Single-crystal elasticity of (Al,Fe)-bearing bridgmanite up to 82 GPa

Thermoelastic properties of mantle candidate minerals are essential to our understanding of geophysical phenomena, geochemistry, and geodynamic evolutions of the silicate Earth. However, the lower-mantle mineralogy remains much debated due to the lack of single-crystal elastic moduli (C-ij) and aggregate sound velocities of (Al,Fe)-bearing bridgmanite, the most abundant mineral of the planet, at the lower mantle pressure-temperature (P-T) conditions. Here we report single-crystal C-ij of (Al,Fe)-bearing bridgmanite, Mg0.88Fe0.1Al0.14Si0.90O3 (Fe10-Al14-Bgm) with Fe3+/Sigma Fe = similar to 0.65, up to similar to 82 GPa using X-ray diffraction (XRD), Brillouin light scattering (BLS), and impulsive stimulated light scattering (ISLS) measurements in diamond-anvil cells (DACs).

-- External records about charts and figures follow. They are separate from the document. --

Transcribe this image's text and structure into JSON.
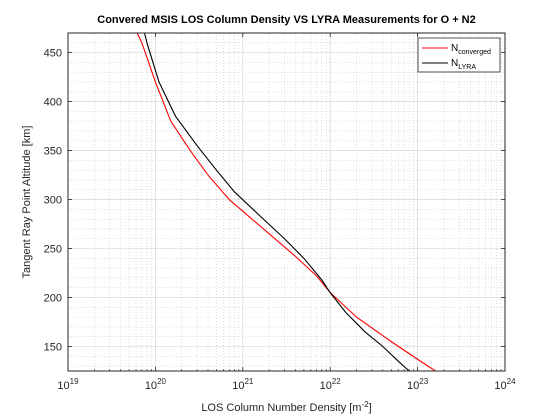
{
  "chart_data": {
    "type": "line",
    "title": "Convered MSIS LOS Column Density VS LYRA Measurements for O + N2",
    "xlabel": "LOS Column Number Density [m",
    "xlabel_sup": "-2",
    "xlabel_end": "]",
    "ylabel": "Tangent Ray Point Altitude [km]",
    "x_scale": "log",
    "xlim": [
      1e+19,
      1e+24
    ],
    "ylim": [
      125,
      470
    ],
    "x_ticks": [
      {
        "base": "10",
        "exp": "19"
      },
      {
        "base": "10",
        "exp": "20"
      },
      {
        "base": "10",
        "exp": "21"
      },
      {
        "base": "10",
        "exp": "22"
      },
      {
        "base": "10",
        "exp": "23"
      },
      {
        "base": "10",
        "exp": "24"
      }
    ],
    "y_ticks": [
      "150",
      "200",
      "250",
      "300",
      "350",
      "400",
      "450"
    ],
    "grid": true,
    "minor_grid": true,
    "legend_position": "top-right",
    "series": [
      {
        "name": "N",
        "name_sub": "converged",
        "color": "#ff0000",
        "x": [
          6.2e+19,
          7e+19,
          1e+20,
          1.5e+20,
          2.5e+20,
          4e+20,
          7e+20,
          1.2e+21,
          2.2e+21,
          4e+21,
          7e+21,
          1e+22,
          2e+22,
          5e+22,
          1e+23,
          1.6e+23
        ],
        "y": [
          470,
          460,
          420,
          380,
          350,
          325,
          300,
          282,
          262,
          242,
          222,
          205,
          180,
          155,
          137,
          125
        ]
      },
      {
        "name": "N",
        "name_sub": "LYRA",
        "color": "#000000",
        "x": [
          7.5e+19,
          8e+19,
          1.1e+20,
          1.7e+20,
          3e+20,
          5e+20,
          8e+20,
          1.5e+21,
          3e+21,
          5e+21,
          8e+21,
          1e+22,
          1.5e+22,
          2.5e+22,
          4e+22,
          6e+22,
          8e+22
        ],
        "y": [
          470,
          460,
          420,
          385,
          355,
          330,
          308,
          285,
          260,
          240,
          218,
          205,
          185,
          165,
          150,
          135,
          125
        ]
      }
    ]
  }
}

Two crystal platelets with orientations of (-0.50, 0.05, -0.86) and (0.65, -0.59, 0.48), that are sensitive to deriving all nine C-ij, are used for compressional and shear wave velocity (v(P) and v(S)) measurements as a function of azimuthal angles over 200 degrees at each experimental pressure. Our results show that all C-ij of singe-crystal Fe10-Al14-Bgm increase monotonically with pressure with small uncertainties of 1-2% (+/- 1 sigma), except C-55 and C-23, which have uncertainties of 3-4%. Using the third-order Eulerian finite-strain equations to model the elasticity data yields the aggregate adiabatic bulk and shear moduli and respective pressure derivatives at the reference pressure of 25 GPa: K-S = 326 +/- 4 GPa, mu = 211 +/- 2 GPa, K-s ' = 3.32 +/- 0.04, and mu ' = 1.66 +/- 0.02 GPa. The high-pressure aggregate v(S) and v(P) of Fe10-Al14-Bgm are 2.6-3.5% and 3.1-4.7% lower than those of MgSiO3 bridgmanite end-member, respectively. These data are used with literature reports on bridgmanite with different Fe and Al contents to quantitatively evaluate pressure and compositional effects on their elastic properties. Comparing with one-dimensional seismic profiles, our modeled velocity profiles of major lower-mantle mineral assemblages at relevant P-T suggest that the lower mantle could likely consist of about 89 vol% (Al,Fe)-bearing bridgmanite. After considering uncertainties, our best-fit model is still indistinguishable from pyrolitic or chondritic models.